Last fall, North County Land Trust was notified that Mass Audubon was planning to conduct forest cutting activities at the Flat Rock Wildlife Sanctuary in Fitchburg in early 2022 to support the persistence of the sanctuary’s distinctive ridgetop pitch pine heathland (learn more about Pitch Pine Natural Community). Because the cutting activity would be adjacent to our Crocker Conservation Area and would require the use of our shared Flat Rock trail, we were anxious to coordinate on outreach to the community.
“For people who frequent and love a conservation area, it can be shocking when forest management activities dramatically change the look and feel of the forest they have come to “know and love. It’s important that we are transparent with the process of making such decisions on this land we are responsible to protect and care for in perpetuity, ” Anna Wilkins, Executive Director explains.
Mass Audubon’s Senior Conservation Ecologist, Tom Lautzenheiser, was more than willing to co-sponsor and informational walk with NCLT which took place on January 22, 2022. NCLT and the Worcester County Conservation District were also in communication about co-sponsoring forestry-themed walks this season and were happy to join the collaboration to get the word out.
As Mass Audubon’s press release explains, “The project will remove red maple, white pine, and other competing tree species from 20 acres of the approximately 40-acre heathland community while retaining oaks and pitch pine, resulting in an open woodland structure. Logging debris will be chipped and removed from the site to decrease fuel loads for wildfire.
Active forest management on a Mass Audubon wildlife sanctuary may come as a surprise to many, as we manage most of our forested acres more passively, such as for carbon sequestration and other benefits of mature/maturing forest. However, in this case, forest succession threatens to degrade an unusual and vulnerable ridgetop heathland community, and an active approach can improve the habitat’s ability to support populations of uncommon birds, butterflies, and other wildlife.
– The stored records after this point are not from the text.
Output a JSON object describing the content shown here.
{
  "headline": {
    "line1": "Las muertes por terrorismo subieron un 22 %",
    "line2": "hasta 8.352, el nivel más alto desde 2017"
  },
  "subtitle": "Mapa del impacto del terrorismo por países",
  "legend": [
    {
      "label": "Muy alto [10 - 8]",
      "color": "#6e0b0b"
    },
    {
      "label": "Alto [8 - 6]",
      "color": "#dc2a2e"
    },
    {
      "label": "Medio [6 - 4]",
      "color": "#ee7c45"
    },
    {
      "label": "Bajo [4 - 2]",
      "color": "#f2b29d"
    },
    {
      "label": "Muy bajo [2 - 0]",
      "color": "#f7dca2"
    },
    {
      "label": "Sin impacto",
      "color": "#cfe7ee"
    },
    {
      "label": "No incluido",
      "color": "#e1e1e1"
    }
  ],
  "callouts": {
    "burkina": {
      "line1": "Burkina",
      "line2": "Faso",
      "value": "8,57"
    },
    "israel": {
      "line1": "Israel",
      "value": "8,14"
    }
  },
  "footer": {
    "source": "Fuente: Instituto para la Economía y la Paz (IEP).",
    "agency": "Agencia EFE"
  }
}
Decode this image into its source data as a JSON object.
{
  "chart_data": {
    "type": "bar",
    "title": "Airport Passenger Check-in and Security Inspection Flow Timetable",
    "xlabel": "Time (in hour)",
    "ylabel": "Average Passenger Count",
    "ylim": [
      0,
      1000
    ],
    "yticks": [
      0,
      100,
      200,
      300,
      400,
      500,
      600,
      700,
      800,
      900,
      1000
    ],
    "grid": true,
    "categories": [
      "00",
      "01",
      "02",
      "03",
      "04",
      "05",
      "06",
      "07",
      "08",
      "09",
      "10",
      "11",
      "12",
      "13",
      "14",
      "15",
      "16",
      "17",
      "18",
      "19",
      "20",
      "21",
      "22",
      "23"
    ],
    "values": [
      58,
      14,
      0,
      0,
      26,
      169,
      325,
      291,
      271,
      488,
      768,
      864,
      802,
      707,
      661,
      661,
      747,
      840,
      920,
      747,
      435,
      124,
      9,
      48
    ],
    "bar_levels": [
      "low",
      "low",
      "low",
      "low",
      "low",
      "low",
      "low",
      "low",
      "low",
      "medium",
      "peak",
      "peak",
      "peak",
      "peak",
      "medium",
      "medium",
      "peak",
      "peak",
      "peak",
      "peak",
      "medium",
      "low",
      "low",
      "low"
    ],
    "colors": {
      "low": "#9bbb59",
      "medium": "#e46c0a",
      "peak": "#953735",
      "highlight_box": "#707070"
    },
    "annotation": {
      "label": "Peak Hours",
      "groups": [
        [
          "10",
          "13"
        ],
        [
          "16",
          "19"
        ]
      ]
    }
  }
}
Climate change is an important consideration for this project. The site, a ridgetop with shallow soils, is susceptible to drought, and climate projections indicate that droughts will become both more frequent and intense in the coming decades. Dry conditions increase the site’s vulnerability to fire. Reducing fuel loads on the site will enable periodic, controlled, low-intensity burns in the future to prevent a major fire episode that could endanger the surrounding mature forest or nearby neighborhoods.
Work is anticipated to take approximately three weeks, and will involve temporary disruption of access along the sanctuary’s Flat Rock Road Path and other nearby trails along the Flat Rock ridgeline.
The project is being planned in coordination with a Massachusetts-licensed consulting forester, following Best Management Practices as mandated by the Massachusetts Forest Cutting Practices Act. The project is funded in part through the MassWildlife Habitat Management Grant Program, and project planning has benefitted from guidance provided by MassWildlife staff and other experts.”